Unser Wollhemd wird aus einem dünnen Loden (der aber immer noch weit dicker als die meisten Hemdenstoffe ist) aus deutscher Herstellung genäht. Die reine Schurwolle hält, wie man es auch von unseren übrigen Lodenprodukten kennt, warm, gleicht Feuchtigkeit aus und atmet dabei sehr gut.

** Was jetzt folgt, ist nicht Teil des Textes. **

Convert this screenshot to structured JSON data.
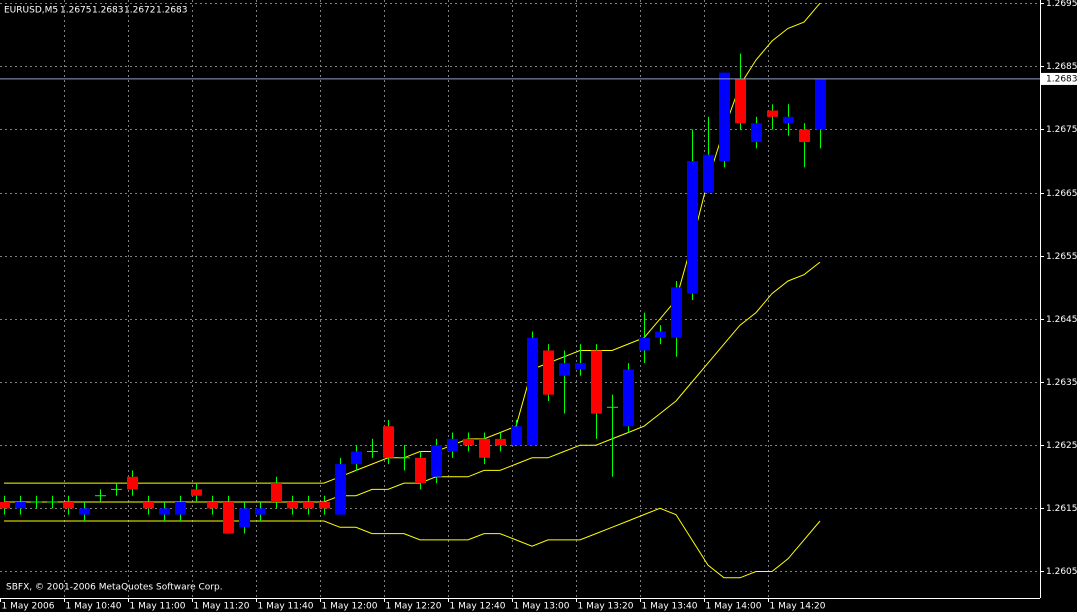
{
  "chart_data": {
    "type": "candlestick",
    "symbol": "EURUSD,M5",
    "header_values": [
      1.2675,
      1.2683,
      1.2672,
      1.2683
    ],
    "copyright": "SBFX, © 2001-2006 MetaQuotes Software Corp.",
    "current_price": 1.2683,
    "categories": [
      "1 May 2006",
      null,
      null,
      null,
      "1 May 10:40",
      null,
      null,
      null,
      "1 May 11:00",
      null,
      null,
      null,
      "1 May 11:20",
      null,
      null,
      null,
      "1 May 11:40",
      null,
      null,
      null,
      "1 May 12:00",
      null,
      null,
      null,
      "1 May 12:20",
      null,
      null,
      null,
      "1 May 12:40",
      null,
      null,
      null,
      "1 May 13:00",
      null,
      null,
      null,
      "1 May 13:20",
      null,
      null,
      null,
      "1 May 13:40",
      null,
      null,
      null,
      "1 May 14:00",
      null,
      null,
      null,
      "1 May 14:20",
      null,
      null,
      null
    ],
    "open": [
      1.2616,
      1.2615,
      1.2616,
      1.2616,
      1.2616,
      1.2614,
      1.2617,
      1.2618,
      1.262,
      1.2616,
      1.2614,
      1.2614,
      1.2618,
      1.2616,
      1.2616,
      1.2612,
      1.2614,
      1.2619,
      1.2616,
      1.2616,
      1.2616,
      1.2614,
      1.2622,
      1.2624,
      1.2628,
      1.2623,
      1.2623,
      1.262,
      1.2624,
      1.2626,
      1.2626,
      1.2626,
      1.2625,
      1.2625,
      1.264,
      1.2636,
      1.2637,
      1.264,
      1.2631,
      1.2628,
      1.264,
      1.2642,
      1.2642,
      1.2649,
      1.2665,
      1.267,
      1.2683,
      1.2673,
      1.2678,
      1.2676,
      1.2675,
      1.2675
    ],
    "high": [
      1.2617,
      1.2617,
      1.2617,
      1.2617,
      1.2617,
      1.2616,
      1.2618,
      1.2619,
      1.2621,
      1.2617,
      1.2616,
      1.2617,
      1.2619,
      1.2617,
      1.2617,
      1.2616,
      1.2616,
      1.262,
      1.2617,
      1.2617,
      1.2617,
      1.2623,
      1.2625,
      1.2626,
      1.2629,
      1.2625,
      1.2624,
      1.2626,
      1.2627,
      1.2627,
      1.2627,
      1.2627,
      1.2629,
      1.2643,
      1.2641,
      1.264,
      1.2641,
      1.2641,
      1.2633,
      1.2638,
      1.2646,
      1.2644,
      1.2651,
      1.2675,
      1.2677,
      1.2684,
      1.2687,
      1.2677,
      1.2679,
      1.2679,
      1.2676,
      1.2683
    ],
    "low": [
      1.2614,
      1.2614,
      1.2615,
      1.2615,
      1.2614,
      1.2613,
      1.2616,
      1.2617,
      1.2617,
      1.2614,
      1.2613,
      1.2613,
      1.2616,
      1.2614,
      1.2611,
      1.2611,
      1.2613,
      1.2615,
      1.2614,
      1.2614,
      1.2614,
      1.2614,
      1.2621,
      1.2623,
      1.2622,
      1.2621,
      1.2618,
      1.2619,
      1.2623,
      1.2624,
      1.2622,
      1.2624,
      1.2625,
      1.2625,
      1.2632,
      1.263,
      1.2636,
      1.2626,
      1.262,
      1.2627,
      1.2638,
      1.2641,
      1.2639,
      1.2648,
      1.2665,
      1.2669,
      1.2675,
      1.2672,
      1.2675,
      1.2674,
      1.2669,
      1.2672
    ],
    "close": [
      1.2615,
      1.2616,
      1.2616,
      1.2616,
      1.2615,
      1.2615,
      1.2617,
      1.2618,
      1.2618,
      1.2615,
      1.2615,
      1.2616,
      1.2617,
      1.2615,
      1.2611,
      1.2615,
      1.2615,
      1.2616,
      1.2615,
      1.2615,
      1.2615,
      1.2622,
      1.2624,
      1.2624,
      1.2623,
      1.2623,
      1.2619,
      1.2625,
      1.2626,
      1.2625,
      1.2623,
      1.2625,
      1.2628,
      1.2642,
      1.2633,
      1.2638,
      1.2638,
      1.263,
      1.2631,
      1.2637,
      1.2642,
      1.2643,
      1.265,
      1.267,
      1.2671,
      1.2684,
      1.2676,
      1.2676,
      1.2677,
      1.2677,
      1.2673,
      1.2683
    ],
    "up_color": "#0000ff",
    "down_color": "#ff0000",
    "wick_color": "#00ff00",
    "bands": [
      {
        "color": "#ffff00",
        "values": [
          1.2619,
          1.2619,
          1.2619,
          1.2619,
          1.2619,
          1.2619,
          1.2619,
          1.2619,
          1.2619,
          1.2619,
          1.2619,
          1.2619,
          1.2619,
          1.2619,
          1.2619,
          1.2619,
          1.2619,
          1.2619,
          1.2619,
          1.2619,
          1.2619,
          1.262,
          1.2621,
          1.2622,
          1.2623,
          1.2623,
          1.2624,
          1.2624,
          1.2625,
          1.2626,
          1.2626,
          1.2627,
          1.2628,
          1.2637,
          1.2638,
          1.2639,
          1.264,
          1.264,
          1.264,
          1.2641,
          1.2642,
          1.2645,
          1.2648,
          1.2657,
          1.2667,
          1.2675,
          1.2682,
          1.2686,
          1.2689,
          1.2691,
          1.2692,
          1.2695
        ]
      },
      {
        "color": "#ffff00",
        "values": [
          1.2616,
          1.2616,
          1.2616,
          1.2616,
          1.2616,
          1.2616,
          1.2616,
          1.2616,
          1.2616,
          1.2616,
          1.2616,
          1.2616,
          1.2616,
          1.2616,
          1.2616,
          1.2616,
          1.2616,
          1.2616,
          1.2616,
          1.2616,
          1.2616,
          1.2617,
          1.2617,
          1.2618,
          1.2618,
          1.2619,
          1.2619,
          1.262,
          1.262,
          1.262,
          1.2621,
          1.2621,
          1.2622,
          1.2623,
          1.2623,
          1.2624,
          1.2625,
          1.2625,
          1.2626,
          1.2627,
          1.2628,
          1.263,
          1.2632,
          1.2635,
          1.2638,
          1.2641,
          1.2644,
          1.2646,
          1.2649,
          1.2651,
          1.2652,
          1.2654
        ]
      },
      {
        "color": "#ffff00",
        "values": [
          1.2613,
          1.2613,
          1.2613,
          1.2613,
          1.2613,
          1.2613,
          1.2613,
          1.2613,
          1.2613,
          1.2613,
          1.2613,
          1.2613,
          1.2613,
          1.2613,
          1.2613,
          1.2613,
          1.2613,
          1.2613,
          1.2613,
          1.2613,
          1.2613,
          1.2612,
          1.2612,
          1.2611,
          1.2611,
          1.2611,
          1.261,
          1.261,
          1.261,
          1.261,
          1.2611,
          1.2611,
          1.261,
          1.2609,
          1.261,
          1.261,
          1.261,
          1.2611,
          1.2612,
          1.2613,
          1.2614,
          1.2615,
          1.2614,
          1.261,
          1.2606,
          1.2604,
          1.2604,
          1.2605,
          1.2605,
          1.2607,
          1.261,
          1.2613
        ]
      }
    ],
    "ylim": [
      1.26008,
      1.26955
    ],
    "yticks": [
      1.2605,
      1.2615,
      1.2625,
      1.2635,
      1.2645,
      1.2655,
      1.2665,
      1.2675,
      1.2685,
      1.2695
    ],
    "grid": true
  }
}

Einen Lodenhemd mit sportlichem Schnitt
Der Schnitt ist leicht tailliert und eher körperbetont, aber nicht zu eng. Man will sich ja schließlich bewegen können. Ist der Rumpf ein wenig zu knapp, lässt sich der Umfang durch das Auftrennen von zwei extra für diesen Zweck angelegten Rückennähten um ca. 4 cm erweitern. Das Lodenhemd „Grimbart“ hat zwei aufgesetzte Pattentaschen, einen Kentkragen und mit zwei Knöpfen verschließbare Manschetten, damit es sich auch mit hochgekrempelten Ärmeln gut tragen lässt.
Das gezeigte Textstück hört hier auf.